‘Backyard redneck’ seeks reinstatement
It appears to be a case of free speech colliding head-on with political correctness. The Rutherford Institute has come to the defense of a school bus driver in Oregon who was fired for displaying — on his personal vehicle — a Confederate flag with the word "redneck" printed across it
Twenty-eight-year-old Kenneth Webber was fired in March after he refused to remove the Confederate flag from his truck, which was parked on school property. The school superintendent cited a policy "about displaying symbols on school property that were racist, or had a potential to be seen as racist."
But John Whitehead, president of The Rutherford Institute, says he has personally talked to Webber and is convinced the bus driver is not a racist. "There is a certain element in the population that’s proud to be ‘redneck,’" the attorney acknowledges. "In fact, his father gave him this as a birthday present."

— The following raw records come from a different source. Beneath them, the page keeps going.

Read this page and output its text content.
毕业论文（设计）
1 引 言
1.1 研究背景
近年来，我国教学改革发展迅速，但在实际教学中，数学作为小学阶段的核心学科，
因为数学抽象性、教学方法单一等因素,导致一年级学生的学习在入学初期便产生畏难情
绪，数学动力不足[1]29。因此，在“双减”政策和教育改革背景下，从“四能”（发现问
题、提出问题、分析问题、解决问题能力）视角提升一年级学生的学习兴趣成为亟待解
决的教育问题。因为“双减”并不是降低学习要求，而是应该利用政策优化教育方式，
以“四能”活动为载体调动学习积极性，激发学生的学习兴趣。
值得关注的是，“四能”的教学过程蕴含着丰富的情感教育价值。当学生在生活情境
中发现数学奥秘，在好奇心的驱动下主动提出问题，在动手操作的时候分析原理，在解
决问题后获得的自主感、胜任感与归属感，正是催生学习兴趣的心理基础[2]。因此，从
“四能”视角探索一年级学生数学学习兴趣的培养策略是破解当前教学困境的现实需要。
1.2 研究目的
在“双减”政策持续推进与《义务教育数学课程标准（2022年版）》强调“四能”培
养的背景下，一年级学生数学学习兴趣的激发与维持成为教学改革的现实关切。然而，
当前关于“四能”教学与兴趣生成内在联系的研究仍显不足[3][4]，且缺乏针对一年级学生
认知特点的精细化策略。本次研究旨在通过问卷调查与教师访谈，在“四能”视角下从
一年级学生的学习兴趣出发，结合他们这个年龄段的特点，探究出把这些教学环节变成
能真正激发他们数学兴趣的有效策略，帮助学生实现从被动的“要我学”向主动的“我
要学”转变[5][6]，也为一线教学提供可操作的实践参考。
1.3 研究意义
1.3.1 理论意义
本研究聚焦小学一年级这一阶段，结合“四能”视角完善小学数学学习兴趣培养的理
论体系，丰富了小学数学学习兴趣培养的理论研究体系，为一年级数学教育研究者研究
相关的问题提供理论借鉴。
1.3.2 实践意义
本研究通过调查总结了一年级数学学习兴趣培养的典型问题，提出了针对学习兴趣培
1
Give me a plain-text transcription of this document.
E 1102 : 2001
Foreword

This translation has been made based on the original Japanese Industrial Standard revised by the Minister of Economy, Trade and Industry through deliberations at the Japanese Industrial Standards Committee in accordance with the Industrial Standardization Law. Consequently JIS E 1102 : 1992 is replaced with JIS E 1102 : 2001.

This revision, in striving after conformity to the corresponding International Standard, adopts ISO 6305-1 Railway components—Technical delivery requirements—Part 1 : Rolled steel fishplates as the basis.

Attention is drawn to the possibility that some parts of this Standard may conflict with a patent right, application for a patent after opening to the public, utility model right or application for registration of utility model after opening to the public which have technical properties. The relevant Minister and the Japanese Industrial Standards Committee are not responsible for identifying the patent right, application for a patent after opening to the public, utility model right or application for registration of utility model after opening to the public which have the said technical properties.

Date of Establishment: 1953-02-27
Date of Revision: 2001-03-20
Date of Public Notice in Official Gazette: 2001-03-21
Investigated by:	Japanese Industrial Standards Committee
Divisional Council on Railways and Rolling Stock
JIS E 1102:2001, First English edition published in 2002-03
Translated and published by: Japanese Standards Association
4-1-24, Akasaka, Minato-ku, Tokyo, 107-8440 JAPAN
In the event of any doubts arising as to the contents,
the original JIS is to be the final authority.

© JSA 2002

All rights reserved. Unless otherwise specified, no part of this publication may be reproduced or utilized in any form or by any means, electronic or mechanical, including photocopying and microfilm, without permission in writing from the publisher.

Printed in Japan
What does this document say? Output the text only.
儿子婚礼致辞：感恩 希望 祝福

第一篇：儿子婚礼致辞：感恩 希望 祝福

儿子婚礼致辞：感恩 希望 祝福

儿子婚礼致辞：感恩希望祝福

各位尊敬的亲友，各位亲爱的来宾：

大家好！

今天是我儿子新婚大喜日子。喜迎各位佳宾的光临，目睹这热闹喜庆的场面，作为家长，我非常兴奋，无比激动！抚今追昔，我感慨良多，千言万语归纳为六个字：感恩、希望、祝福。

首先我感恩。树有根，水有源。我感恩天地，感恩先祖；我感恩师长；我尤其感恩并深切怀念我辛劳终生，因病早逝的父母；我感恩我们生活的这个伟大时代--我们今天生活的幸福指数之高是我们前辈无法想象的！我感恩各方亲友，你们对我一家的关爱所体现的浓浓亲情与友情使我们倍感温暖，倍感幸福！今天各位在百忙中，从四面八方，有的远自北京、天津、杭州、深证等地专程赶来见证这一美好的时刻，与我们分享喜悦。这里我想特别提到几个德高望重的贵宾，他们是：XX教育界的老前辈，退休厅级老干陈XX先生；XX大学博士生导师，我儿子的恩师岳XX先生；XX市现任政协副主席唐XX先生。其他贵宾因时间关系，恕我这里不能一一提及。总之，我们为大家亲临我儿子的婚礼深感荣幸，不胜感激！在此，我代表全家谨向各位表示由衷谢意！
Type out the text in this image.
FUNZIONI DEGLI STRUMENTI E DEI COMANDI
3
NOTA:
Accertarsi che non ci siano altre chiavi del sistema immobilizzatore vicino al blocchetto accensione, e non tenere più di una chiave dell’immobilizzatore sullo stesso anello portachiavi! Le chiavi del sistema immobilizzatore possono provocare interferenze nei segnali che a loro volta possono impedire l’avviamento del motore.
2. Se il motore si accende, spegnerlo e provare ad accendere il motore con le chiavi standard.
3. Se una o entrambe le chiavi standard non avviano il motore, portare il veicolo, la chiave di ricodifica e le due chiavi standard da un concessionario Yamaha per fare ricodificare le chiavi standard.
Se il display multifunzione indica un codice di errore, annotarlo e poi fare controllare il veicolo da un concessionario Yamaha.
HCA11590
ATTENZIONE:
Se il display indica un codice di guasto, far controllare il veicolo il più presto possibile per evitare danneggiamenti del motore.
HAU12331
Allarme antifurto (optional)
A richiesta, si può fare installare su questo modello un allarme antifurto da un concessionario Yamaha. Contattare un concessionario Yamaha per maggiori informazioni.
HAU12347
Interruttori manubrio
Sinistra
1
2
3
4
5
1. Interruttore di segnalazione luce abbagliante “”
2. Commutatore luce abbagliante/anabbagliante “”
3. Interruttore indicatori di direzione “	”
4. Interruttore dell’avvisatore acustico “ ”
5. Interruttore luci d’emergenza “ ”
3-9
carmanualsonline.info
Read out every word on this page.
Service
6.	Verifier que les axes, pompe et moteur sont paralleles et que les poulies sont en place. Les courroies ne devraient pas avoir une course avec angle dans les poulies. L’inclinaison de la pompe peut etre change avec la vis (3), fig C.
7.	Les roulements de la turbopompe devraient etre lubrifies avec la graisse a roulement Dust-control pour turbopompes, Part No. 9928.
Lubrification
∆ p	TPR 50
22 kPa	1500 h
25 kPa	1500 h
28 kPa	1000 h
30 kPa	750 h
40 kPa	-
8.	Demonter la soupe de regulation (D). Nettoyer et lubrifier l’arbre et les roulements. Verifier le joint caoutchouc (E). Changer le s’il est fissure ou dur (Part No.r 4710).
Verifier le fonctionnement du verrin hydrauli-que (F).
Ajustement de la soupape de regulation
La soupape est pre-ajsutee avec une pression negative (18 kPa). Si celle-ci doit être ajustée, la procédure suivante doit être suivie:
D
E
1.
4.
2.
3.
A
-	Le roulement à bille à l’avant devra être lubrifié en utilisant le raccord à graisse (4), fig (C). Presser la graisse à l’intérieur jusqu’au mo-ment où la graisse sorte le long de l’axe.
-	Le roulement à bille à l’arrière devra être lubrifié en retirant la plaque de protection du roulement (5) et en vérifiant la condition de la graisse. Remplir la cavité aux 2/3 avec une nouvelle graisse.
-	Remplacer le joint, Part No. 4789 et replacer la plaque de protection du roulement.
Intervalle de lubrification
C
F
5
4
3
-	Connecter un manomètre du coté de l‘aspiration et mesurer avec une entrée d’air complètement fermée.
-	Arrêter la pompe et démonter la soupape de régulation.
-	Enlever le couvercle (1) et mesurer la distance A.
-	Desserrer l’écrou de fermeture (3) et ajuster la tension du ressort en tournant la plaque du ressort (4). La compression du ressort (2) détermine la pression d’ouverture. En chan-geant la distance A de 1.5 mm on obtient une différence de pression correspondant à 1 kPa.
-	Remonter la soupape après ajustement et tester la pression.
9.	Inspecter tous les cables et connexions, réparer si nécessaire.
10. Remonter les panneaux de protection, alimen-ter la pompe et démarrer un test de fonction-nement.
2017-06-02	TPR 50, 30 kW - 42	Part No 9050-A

Whitehead says Webber told him that in the same parking lot, other vehicles displaying bumper stickers with various political viewpoints were not called into question. The attorney contends the case boils down to a free-speech issue.
"The question is, can you [single] out one form of speech and discriminate against it?" Whitehead explains. "And what the courts have called that is ‘viewpoint discrimination.’"
Webber has described himself as a "backyard redneck," according to a Rutherford press release. "I work for what I have. I support my family. It’s just who I am. I’m a redneck. It’s a way of life."
The Rutherford Institute has filed an amended First Amendment lawsuit in the U.S. District Court of Oregon. Webber has a strong case, adds Whitehead, whose group is asking that the driver be rehired and paid for lost wages.